Mi volto verso il dottore. "Lei sa se si può gridare dal cortile? Vorrei farlo perché... perché servirà a me e anche a lui, ne sono più che certa!"
"In cortile sì. Basta che non vi mettiate ad urlare nella tua stanza d'ospedale. Andate pure, che ne avete un gran bisogno..."
"Lasciati servire" mi dice Igino, vedendo che allungo le mani verso le ruote. "Tieniti stretta che si parte!", e mi porta in cortile. "Ma ora mi dici perché siamo venuti qui?"
"Certo! Ascolta" gli dico, e inizio ad intonare il ritornello di un brano di Arisa, ma con la voce piuttosto alta. "QUANTE PAROLE CHE NON DICI E VORRESTI GRIDARE! CON IL TEMPO, VEDRAI, ESPLODERANNO TUTTE, NELLO STESSO MOMENTO! TUTTE, FINO A FARTI SENTIRE MEGLIO!" Dopo averlo fatto mi lascio ricadere sullo schienale della sedia. "Non devi per forza cantare... basta che tiri fuori tutto quello che ti pesa sul cuore!"
Lui esita. So che ha paura, lo so bene, perché lo conosco. "Io mi vergogno e l'ho fatto... coraggio, amico mio! Provaci!"

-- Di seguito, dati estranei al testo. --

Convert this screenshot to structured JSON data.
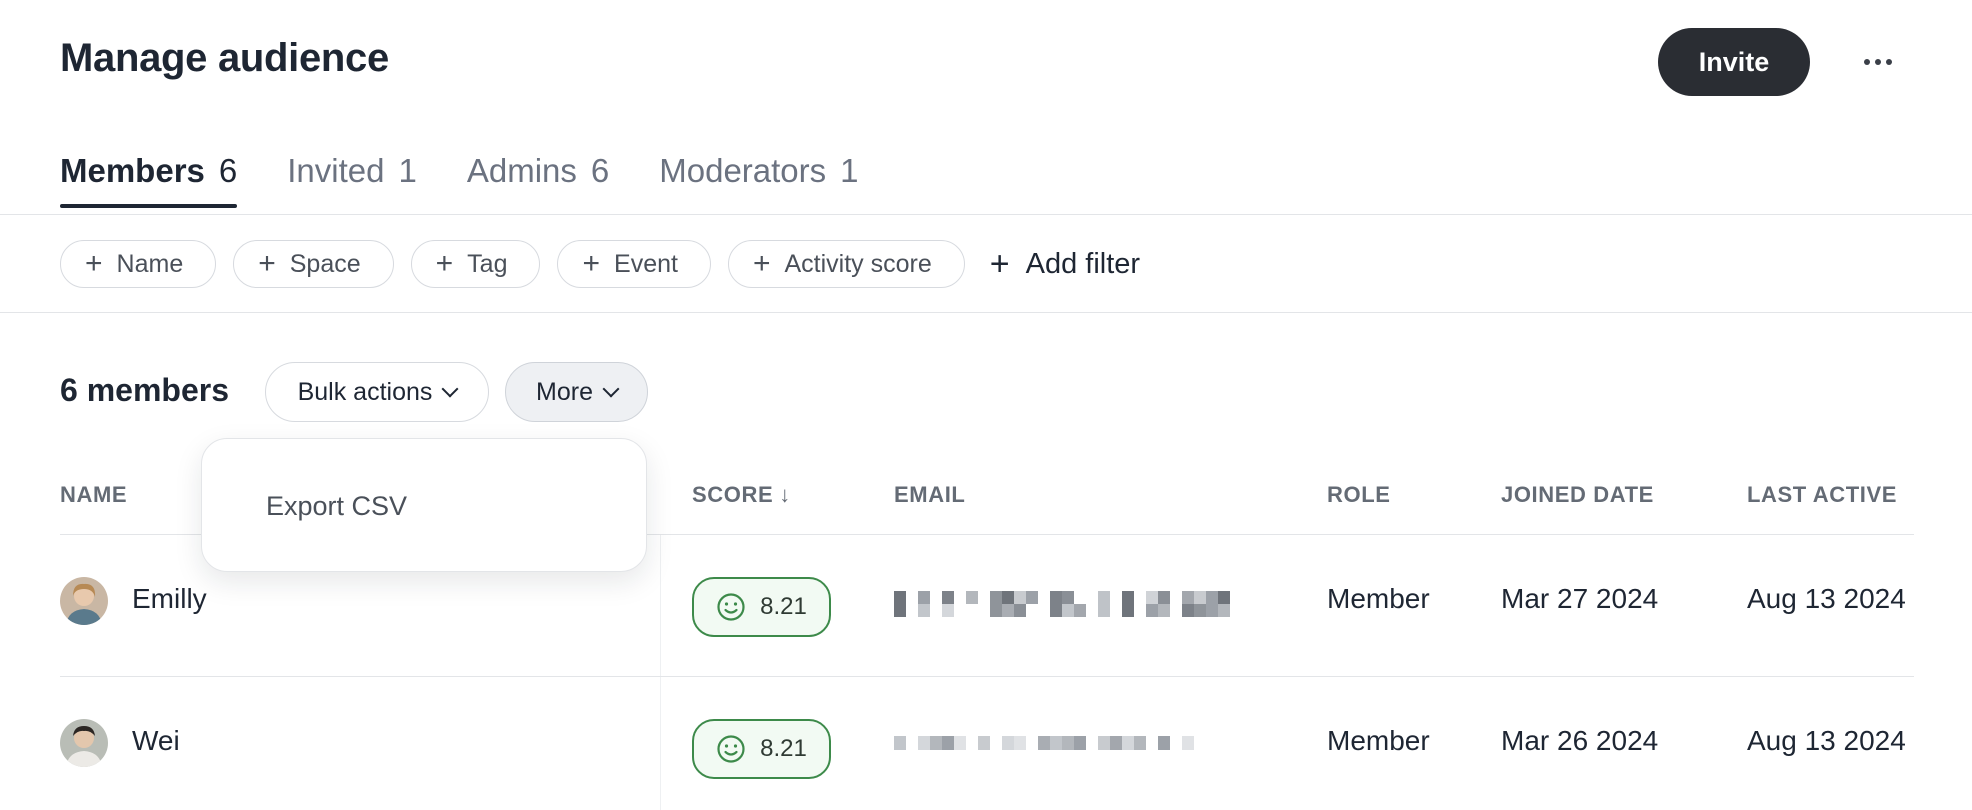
{
  "header": {
    "title": "Manage audience",
    "invite_label": "Invite",
    "more_icon": "ellipsis-icon"
  },
  "tabs": [
    {
      "label": "Members",
      "count": "6",
      "active": true
    },
    {
      "label": "Invited",
      "count": "1",
      "active": false
    },
    {
      "label": "Admins",
      "count": "6",
      "active": false
    },
    {
      "label": "Moderators",
      "count": "1",
      "active": false
    }
  ],
  "filters": {
    "chips": [
      "Name",
      "Space",
      "Tag",
      "Event",
      "Activity score"
    ],
    "add_filter_label": "Add filter"
  },
  "toolbar": {
    "member_count": "6 members",
    "bulk_actions_label": "Bulk actions",
    "more_label": "More"
  },
  "more_menu": {
    "items": [
      "Export CSV"
    ]
  },
  "table": {
    "columns": {
      "name": "NAME",
      "score": "SCORE",
      "email": "EMAIL",
      "role": "ROLE",
      "joined": "JOINED DATE",
      "last_active": "LAST ACTIVE"
    },
    "sort_icon": "arrow-down-icon",
    "rows": [
      {
        "name": "Emilly",
        "score": "8.21",
        "role": "Member",
        "joined": "Mar 27 2024",
        "last_active": "Aug 13 2024"
      },
      {
        "name": "Wei",
        "score": "8.21",
        "role": "Member",
        "joined": "Mar 26 2024",
        "last_active": "Aug 13 2024"
      }
    ]
  },
  "colors": {
    "primary_button": "#2a2d33",
    "score_border": "#3d8a4a",
    "text": "#1e2633",
    "muted": "#6b7280"
  }
}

"Va bene..." mi dice lui con un soffio di voce.
"SONO STUFO DI PASSARE I COMPITI SENZA NEANCHE UN GRAZIE! SONO STUFO CHE IL PRIMO TIPO CHE PASSA MI DIA CONTINUAMENTE DEL SECCHIONE E MI CHIUDA IN BAGNO PER POI TAGLIARMI IN DUE LA MAGLIETTA E ROVESCIARMI ADDOSSO DELL'ACQUA BOLLENTE! SONO STUFO DEL FATTO CHE UN MIO COMPAGNO MI FICCHI IN BOCCA UNA STUPIDA PALLINA DI GOMMA SOLO PER FOTOGRAFARMI E RIDICOLIZZARMI PERCHÉ NE HANNO VOGLIA PER DIVERTIRSI UN PO' CON L'IDIOTA DI TURNO! SONO STUFO!"

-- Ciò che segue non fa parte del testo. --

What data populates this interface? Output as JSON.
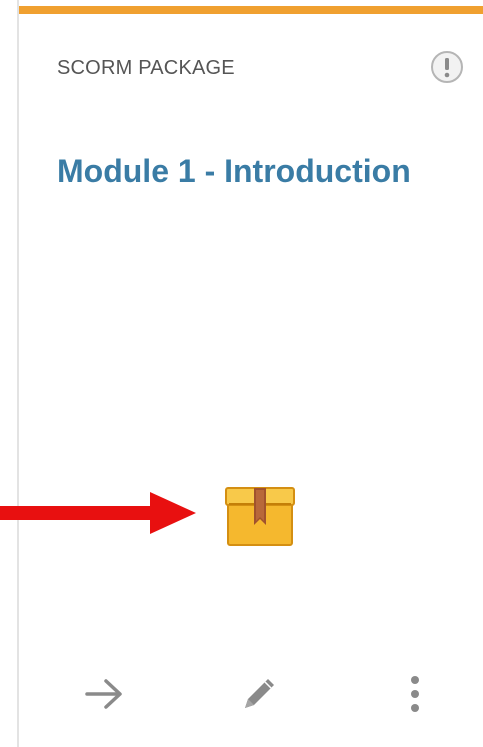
{
  "card": {
    "type_label": "SCORM PACKAGE",
    "title": "Module 1 - Introduction"
  },
  "icons": {
    "info": "exclamation-info-icon",
    "package": "package-box-icon",
    "open": "arrow-right-icon",
    "edit": "pencil-icon",
    "more": "more-vertical-icon",
    "annotation": "red-pointer-arrow"
  },
  "colors": {
    "accent": "#f0a030",
    "title": "#3a7ca5",
    "label": "#555555",
    "icon_gray": "#888888",
    "annotation": "#e81010",
    "package_body": "#f5b82e",
    "package_ribbon": "#a0522d"
  }
}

"Sei stato bravissimo, amico mio!" dico girando la sedia verso di lui e allungando le braccia verso di lui.
"Non avrò esagerato?"
"Ma che dici? Sono quei ragazzini idioti che esagerano a trattarti così! E te lo ripeto: puoi dire quello che ti pare, ma io ti difenderò lo stesso, perché ti voglio bene!"